[PERF] Get rid of MultiIndex conversion in IntervalIndex.intersection by makbigc · Pull Request #26225 · pandas-dev/pandas (original) (raw)
A few things after poking around at this a bit.
It looks like this isn't behaving as expected for nested intervals:
In [1]: import pandas as pd; pd.version Out[1]: '0.25.0.dev0+472.ge9ddf02b5'
In [2]: ii1 = pd.IntervalIndex.from_tuples([(1, 2), (1, 3), (1, 4)])
In [3]: ii2 = pd.IntervalIndex.from_tuples([(1, 2), (1, 3)])
In [4]: ii1.intersection(ii2) Out[4]: IntervalIndex([], closed='right', dtype='interval[int64]')
Haven't looked into this enough to know exactly where it's failing.
It also looks like this fixes an issue that was present in the previous implementation of intersection
(probably a bug with MultiIndex.intersection
), specifically in relation to how duplicates are handled:
In [5]: ii1 = pd.IntervalIndex.from_tuples([(1, 2), (1, 2), (2, 3), (3, 4)])
In [6]: ii2 = pd.IntervalIndex.from_tuples([(1, 2), (2, 3)])
In [7]: ii1.intersection(ii2) Out[7]: IntervalIndex([(1, 2], (1, 2], (2, 3]], closed='right', dtype='interval[int64]')
On master this only returns one instance of (1, 2]

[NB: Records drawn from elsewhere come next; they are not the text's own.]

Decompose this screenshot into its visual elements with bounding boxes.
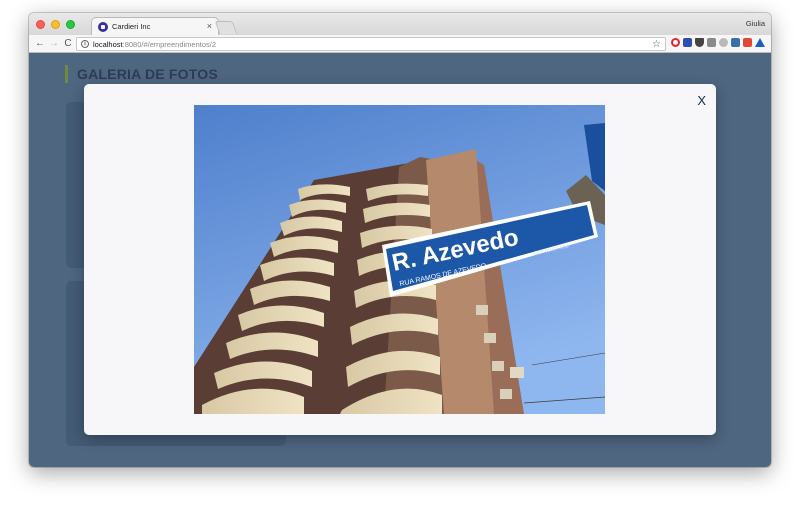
pocket-icon[interactable] xyxy=(695,38,704,47)
photo-modal: X R. Azevedo RUA RAMOS DE AZEVEDO CEP 01… xyxy=(84,84,716,435)
modal-close-button[interactable]: X xyxy=(697,94,706,108)
menu-icon[interactable]: ⋮ xyxy=(768,38,771,47)
extensions-area: ⋮ xyxy=(671,38,771,47)
info-icon[interactable]: i xyxy=(81,40,89,48)
bookmark-star-icon[interactable]: ☆ xyxy=(652,38,661,51)
window-controls xyxy=(36,20,75,29)
opera-icon[interactable] xyxy=(671,38,680,47)
profile-name[interactable]: Giulia xyxy=(746,19,765,28)
url-text[interactable]: localhost:8080/#/empreendimentos/2 xyxy=(93,40,216,49)
new-tab-button[interactable] xyxy=(214,21,238,34)
reload-button[interactable]: C xyxy=(61,37,75,51)
favicon-icon xyxy=(98,21,108,32)
browser-window: Cardieri Inc × Giulia ← → C i localhost:… xyxy=(29,13,771,467)
minimize-window-button[interactable] xyxy=(51,20,60,29)
browser-toolbar: ← → C i localhost:8080/#/empreendimentos… xyxy=(29,35,771,53)
gallery-title: GALERIA DE FOTOS xyxy=(65,65,218,83)
browser-tab[interactable]: Cardieri Inc × xyxy=(91,17,219,35)
tab-title: Cardieri Inc xyxy=(112,22,151,31)
building-street-sign-photo: R. Azevedo RUA RAMOS DE AZEVEDO CEP 0100… xyxy=(194,105,605,414)
store-extension-icon[interactable] xyxy=(743,38,752,47)
forward-button[interactable]: → xyxy=(47,37,61,51)
page-viewport: GALERIA DE FOTOS X R. Azevedo RUA RAMOS … xyxy=(29,53,771,467)
tab-close-icon[interactable]: × xyxy=(207,22,212,31)
people-extension-icon[interactable] xyxy=(731,38,740,47)
maximize-window-button[interactable] xyxy=(66,20,75,29)
url-path: :8080/#/empreendimentos/2 xyxy=(122,39,217,49)
close-window-button[interactable] xyxy=(36,20,45,29)
grid-extension-icon[interactable] xyxy=(707,38,716,47)
back-button[interactable]: ← xyxy=(33,37,47,51)
title-bar: Cardieri Inc × Giulia xyxy=(29,13,771,35)
url-host: localhost xyxy=(93,39,123,49)
address-bar[interactable]: i localhost:8080/#/empreendimentos/2 ☆ xyxy=(76,37,666,51)
drive-icon[interactable] xyxy=(755,38,765,47)
cloud-extension-icon[interactable] xyxy=(719,38,728,47)
info-extension-icon[interactable] xyxy=(683,38,692,47)
gallery-photo: R. Azevedo RUA RAMOS DE AZEVEDO CEP 0100… xyxy=(194,105,605,414)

but returning both dupes is consistent with other index types, so I think the new behavior is correct:
In [8]: idx1 = pd.Index(list('aabc'))
In [9]: idx2 = pd.Index(list('ab'))
In [10]: idx1.intersection(idx2) Out[10]: Index(['a', 'a', 'b'], dtype='object')
It'd be nice to include both the failing and newly passing examples above as test cases. I wouldn't be opposed to creating a test_setops.py
file and moving all the setops tests there, as a similar file exists for other index types.